Me-Agent: A Personalized Mobile Agent with Two-Level User Habit Learning for Enhanced Interaction
Shuoxin Wang, Chang Liu, Gowen Loo, Lifan Zheng, Kaiwen Wei, Xinyi Zeng, Jingyuan Zhang, Yu Tian
TL;DR
Me-Agent tackles ambiguity in mobile instruction following by introducing two-level habit learning: prompt-level User Preference Learning with a Personal Reward Model and memory-level Hierarchical Preference Memory, enabling personalization without parameter updates. It leverages a Vision-Language Reward Model to score trajectories and extracts actionable experiences to steer future decisions, stored in a two-tier memory system that retrieves app-specific knowledge on demand. A new User FingerTip benchmark checks implicit preference reasoning under Type I and II ambiguous instructions, while experiments on the E-dataset show strong task performance (e.g., TCR 0.893, TSR 0.600) and superior personalization compared with baselines. Findings suggest Me-Agent provides robust, training-free personalization suitable for API-based deployment and demonstrates strong generalization across backbone models, with limitations around UI dynamics and contextual factors for future work.
Abstract
Large Language Model (LLM)-based mobile agents have made significant performance advancements. However, these agents often follow explicit user instructions while overlooking personalized needs, leading to significant limitations for real users, particularly without personalized context: (1) inability to interpret ambiguous instructions, (2) lack of learning from user interaction history, and (3) failure to handle personalized instructions.

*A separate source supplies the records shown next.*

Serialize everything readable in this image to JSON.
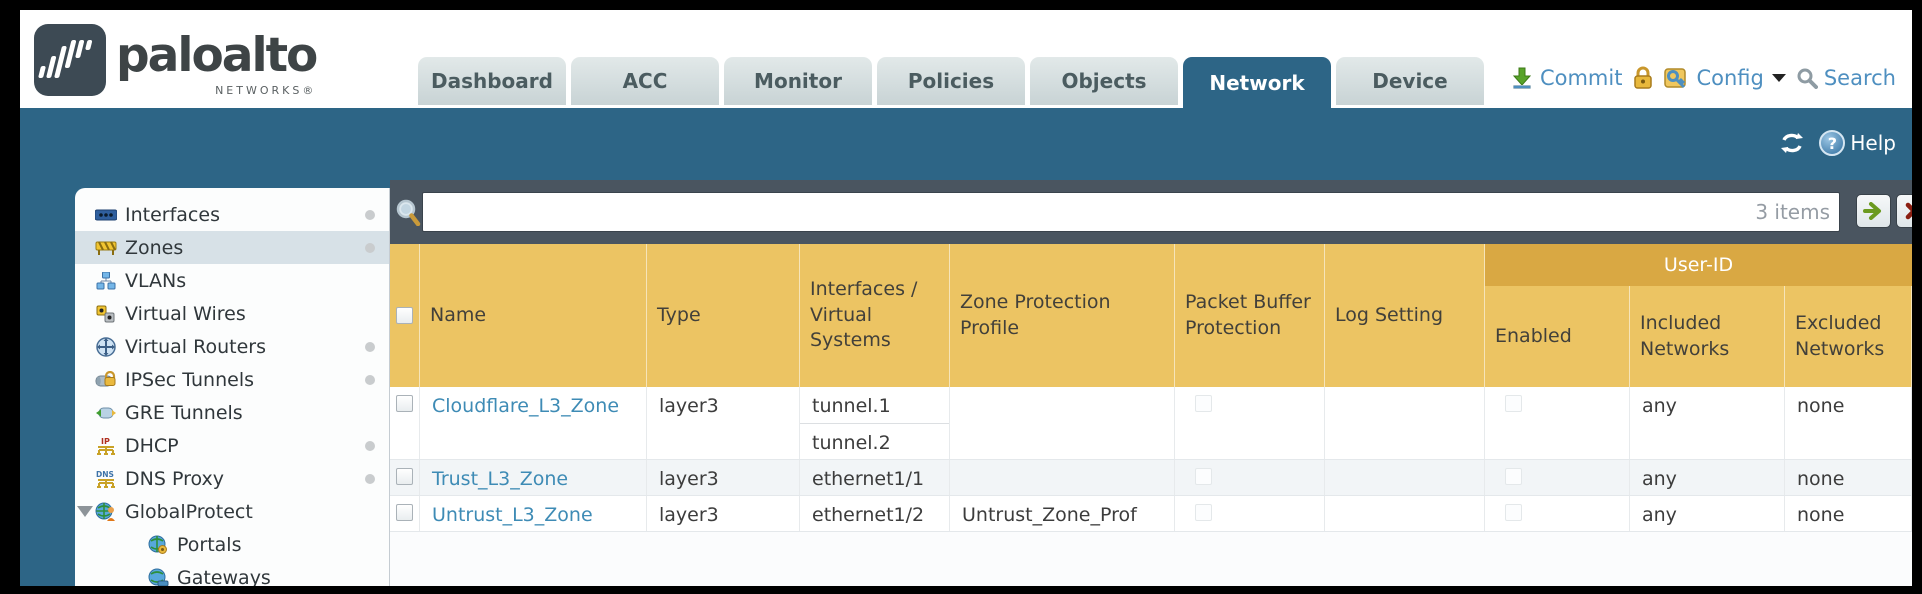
{
  "brand": {
    "name": "paloalto",
    "sub": "NETWORKS®"
  },
  "tabs": [
    {
      "label": "Dashboard",
      "active": false
    },
    {
      "label": "ACC",
      "active": false
    },
    {
      "label": "Monitor",
      "active": false
    },
    {
      "label": "Policies",
      "active": false
    },
    {
      "label": "Objects",
      "active": false
    },
    {
      "label": "Network",
      "active": true
    },
    {
      "label": "Device",
      "active": false
    }
  ],
  "header_actions": {
    "commit": "Commit",
    "config": "Config",
    "search": "Search",
    "help": "Help"
  },
  "sidebar": {
    "items": [
      {
        "label": "Interfaces",
        "icon": "interfaces",
        "selected": false,
        "dot": true,
        "child": false,
        "expander": false
      },
      {
        "label": "Zones",
        "icon": "zones",
        "selected": true,
        "dot": true,
        "child": false,
        "expander": false
      },
      {
        "label": "VLANs",
        "icon": "vlans",
        "selected": false,
        "dot": false,
        "child": false,
        "expander": false
      },
      {
        "label": "Virtual Wires",
        "icon": "vwires",
        "selected": false,
        "dot": false,
        "child": false,
        "expander": false
      },
      {
        "label": "Virtual Routers",
        "icon": "vrouters",
        "selected": false,
        "dot": true,
        "child": false,
        "expander": false
      },
      {
        "label": "IPSec Tunnels",
        "icon": "ipsec",
        "selected": false,
        "dot": true,
        "child": false,
        "expander": false
      },
      {
        "label": "GRE Tunnels",
        "icon": "gre",
        "selected": false,
        "dot": false,
        "child": false,
        "expander": false
      },
      {
        "label": "DHCP",
        "icon": "dhcp",
        "selected": false,
        "dot": true,
        "child": false,
        "expander": false
      },
      {
        "label": "DNS Proxy",
        "icon": "dns",
        "selected": false,
        "dot": true,
        "child": false,
        "expander": false
      },
      {
        "label": "GlobalProtect",
        "icon": "globalprotect",
        "selected": false,
        "dot": false,
        "child": false,
        "expander": true
      },
      {
        "label": "Portals",
        "icon": "portals",
        "selected": false,
        "dot": false,
        "child": true,
        "expander": false
      },
      {
        "label": "Gateways",
        "icon": "gateways",
        "selected": false,
        "dot": false,
        "child": true,
        "expander": false
      }
    ]
  },
  "toolbar": {
    "items_count": "3 items"
  },
  "table": {
    "group_header": "User-ID",
    "columns": [
      "Name",
      "Type",
      "Interfaces / Virtual Systems",
      "Zone Protection Profile",
      "Packet Buffer Protection",
      "Log Setting",
      "Enabled",
      "Included Networks",
      "Excluded Networks"
    ],
    "rows": [
      {
        "name": "Cloudflare_L3_Zone",
        "type": "layer3",
        "interfaces": [
          "tunnel.1",
          "tunnel.2"
        ],
        "zone_protection_profile": "",
        "log_setting": "",
        "included_networks": "any",
        "excluded_networks": "none"
      },
      {
        "name": "Trust_L3_Zone",
        "type": "layer3",
        "interfaces": [
          "ethernet1/1"
        ],
        "zone_protection_profile": "",
        "log_setting": "",
        "included_networks": "any",
        "excluded_networks": "none"
      },
      {
        "name": "Untrust_L3_Zone",
        "type": "layer3",
        "interfaces": [
          "ethernet1/2"
        ],
        "zone_protection_profile": "Untrust_Zone_Prof",
        "log_setting": "",
        "included_networks": "any",
        "excluded_networks": "none"
      }
    ]
  },
  "colors": {
    "teal": "#2d6586",
    "slate": "#4a5560",
    "gold": "#ecc463",
    "gold_dark": "#d9a843",
    "link_blue": "#3e8bb5",
    "action_blue": "#4e8fc0",
    "selected_row": "#d7e1e7"
  }
}
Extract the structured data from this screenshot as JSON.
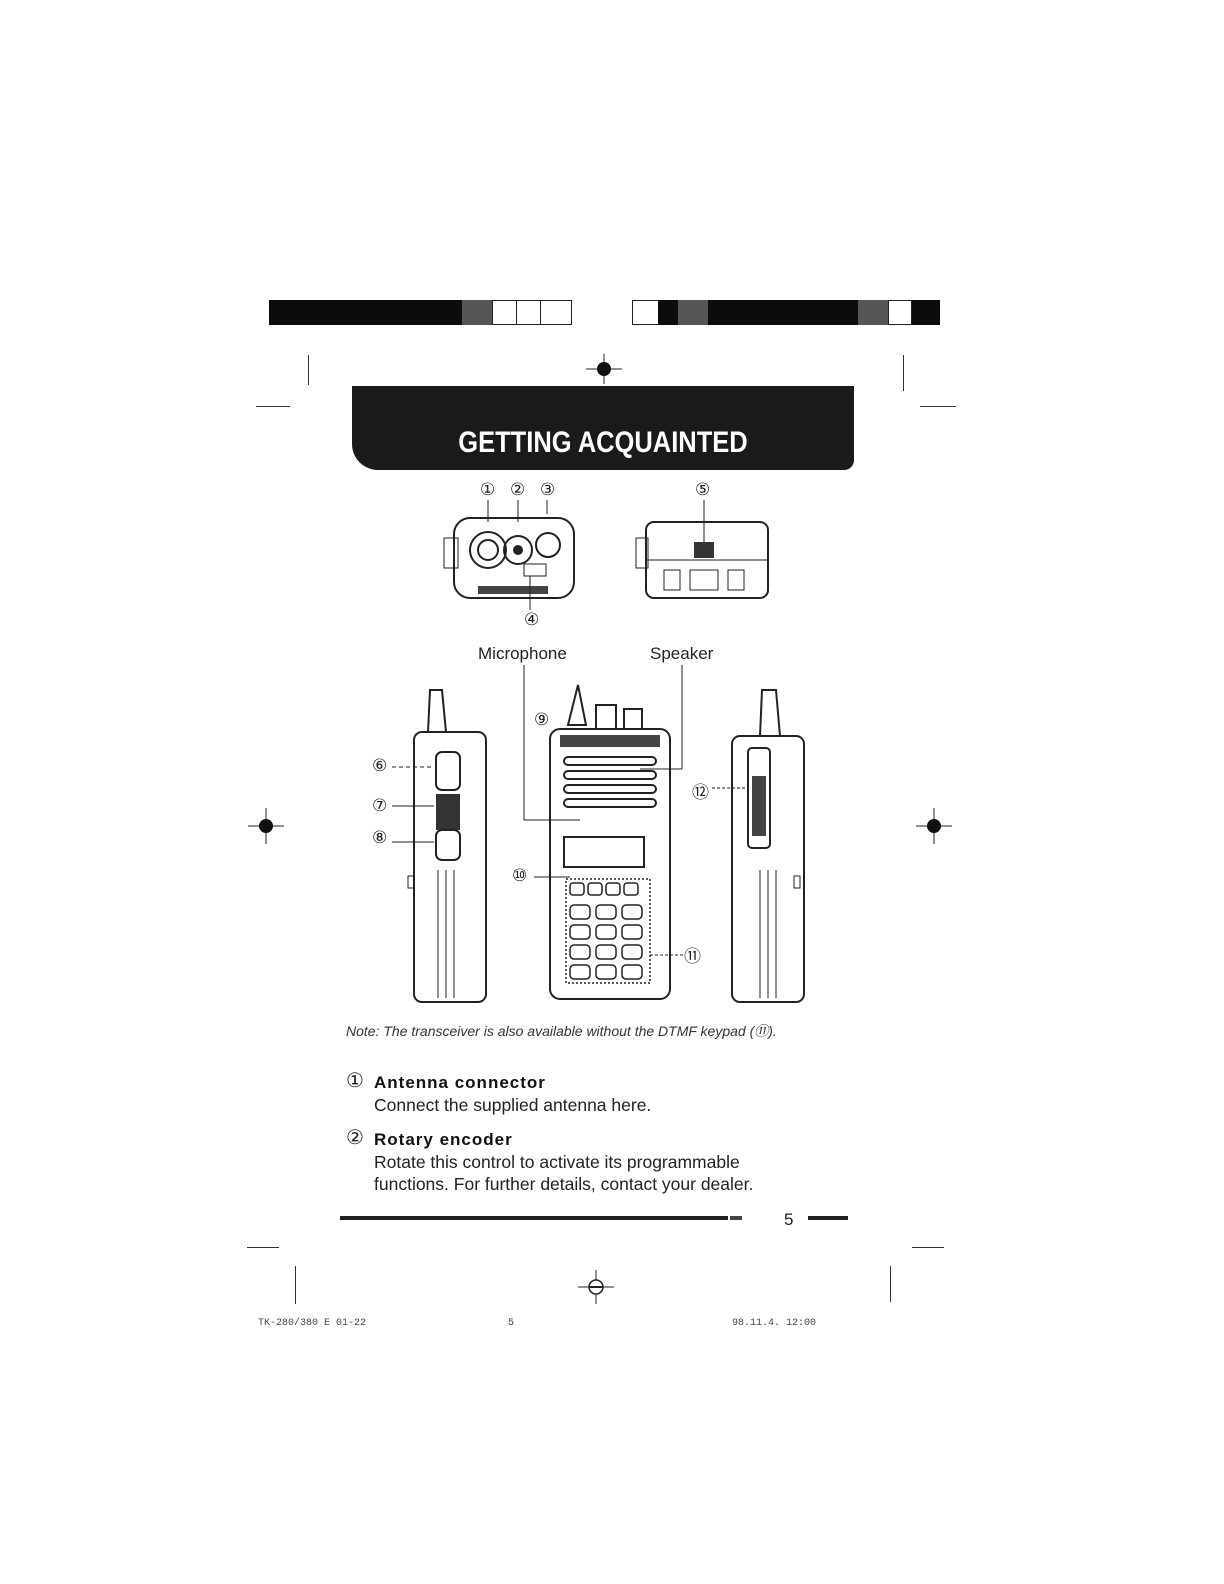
{
  "header": {
    "title": "GETTING ACQUAINTED"
  },
  "figure": {
    "top_callouts": [
      "①",
      "②",
      "③",
      "⑤"
    ],
    "bottom_callout": "④",
    "label_microphone": "Microphone",
    "label_speaker": "Speaker",
    "side_callouts": [
      "⑥",
      "⑦",
      "⑧",
      "⑨",
      "⑩",
      "⑪",
      "⑫"
    ]
  },
  "note": "Note:  The transceiver is also available without the DTMF keypad (⑪).",
  "items": [
    {
      "num": "①",
      "title": "Antenna connector",
      "body": [
        "Connect the supplied antenna here."
      ]
    },
    {
      "num": "②",
      "title": "Rotary encoder",
      "body": [
        "Rotate this control to activate its programmable",
        "functions.  For further details, contact your dealer."
      ]
    }
  ],
  "page_number": "5",
  "footer": {
    "left": "TK-280/380 E 01-22",
    "center": "5",
    "right": "98.11.4. 12:00"
  }
}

To alleviate the above challenges, we propose Me-Agent, a learnable and memorable personalized mobile agent. Specifically, Me-Agent incorporates a two-level user habit learning approach. At the prompt level, we design a user preference learning strategy enhanced with a Personal Reward Model to improve personalization performance. At the memory level, we design a Hierarchical Preference Memory, which stores users' long-term memory and app-specific memory in different level memory. To validate the personalization capabilities of mobile agents, we introduce User FingerTip, a new benchmark featuring numerous ambiguous instructions for daily life. Extensive experiments on User FingerTip and general benchmarks demonstrate that Me-Agent achieves state-of-the-art performance in personalization while maintaining competitive instruction execution performance.